I agree with Mary's comment that we should be concerned about what we put on our skin, as well as what we put in our mouths. I ran my lotions and beauty potions through the Cosmetic Database (of doom). I discovered that it is highly likely that under one of those purple crime-scene lights I will glow a brilliant green.Why are these products loaded with toxins we don't need? Do we really need all these ingredients to help us look and feel good? For years, people worldwide have used natural oils, such as olive, coconut, marula, and argan, as moisturizers and hair elixirs with great success. I'm not sure why we've moved so far away from simple. I'm just as guilty as the next person, until I travel, and then I use next to nothing. For instance, this past year, my family and I were on the move for five months. I took along a product we made using beeswax (from our beehives) and olive oil. It's a thick, rich balm.
It was exciting to use something made from only two ingredients (the fact that we made it was also key). Not to turn this into some sort of infomercial for our balm, but the Cosmetic Database has brought this all to mind so I feel like sharing. Our balm (so far I haven't read anything that says it wouldn't pass government regulators) works and, according to friends and family, its basic ingredients are working wonders. One friend used it to rid her baby of a small patch of eczema. Another shared it with a family member who is going through chemo; the simple ingredients are the only thing her ultra-sensitive, very dry skin can handle. Seasonal drying and cracking of skin around fingernails, heels, elbows, and lips have all been relieved by the balm. I'm tickled by the feedback. Simplicity works.
Which brings me back to my question: Why is it necessary to include so many ingredients (and if the Cosmetic Database is to be believed, so many toxic ingredients) in these beauty products?

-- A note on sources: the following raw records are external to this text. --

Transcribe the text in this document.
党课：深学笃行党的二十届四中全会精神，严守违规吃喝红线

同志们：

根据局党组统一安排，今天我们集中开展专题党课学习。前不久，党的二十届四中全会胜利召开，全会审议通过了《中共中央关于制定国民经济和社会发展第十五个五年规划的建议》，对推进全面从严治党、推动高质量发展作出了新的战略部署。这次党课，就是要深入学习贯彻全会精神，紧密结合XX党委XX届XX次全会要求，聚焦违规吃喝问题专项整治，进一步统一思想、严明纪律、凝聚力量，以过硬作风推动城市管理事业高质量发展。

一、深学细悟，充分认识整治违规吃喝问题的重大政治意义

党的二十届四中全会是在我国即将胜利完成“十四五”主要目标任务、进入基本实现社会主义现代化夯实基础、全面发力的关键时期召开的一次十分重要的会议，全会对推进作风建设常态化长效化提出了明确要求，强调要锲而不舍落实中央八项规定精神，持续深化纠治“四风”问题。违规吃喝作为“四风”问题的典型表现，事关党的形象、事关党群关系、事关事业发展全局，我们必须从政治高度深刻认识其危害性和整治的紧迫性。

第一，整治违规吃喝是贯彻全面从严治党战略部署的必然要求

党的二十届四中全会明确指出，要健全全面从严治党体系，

Shelf life? Antibacterial properties? I don't know. I just know that our little tins, containing two nontoxic ingredients, are showing results. Is all the extra stuff gimmick? And do we really need cleansers, toners, exfoliators, scrubs, and specific lotions for every body part before capping it all off with a collection of makeup products? When we think about what is good for our bodies (inside and out), the environment, and our wallets, it may be a good idea to step back and think about what we really need. Maybe if we did use fewer of these products we would be suffering from fewer allergies, skin problems, and the like, not to mention that our wallets would be fatter. I'm certainly guilty of falling for the claims—it happens every time I walk down a store's beauty aisle or flip through a magazine. I want my hair to be less frizzy and my skin to look like it did when I was 20. Fat chance. Yet, I know that, when I step away from it all and travel, my skin and hair tend to look pretty good. Of course, there was that one bus ride in Ecuador when I looked positively green, but that's another story.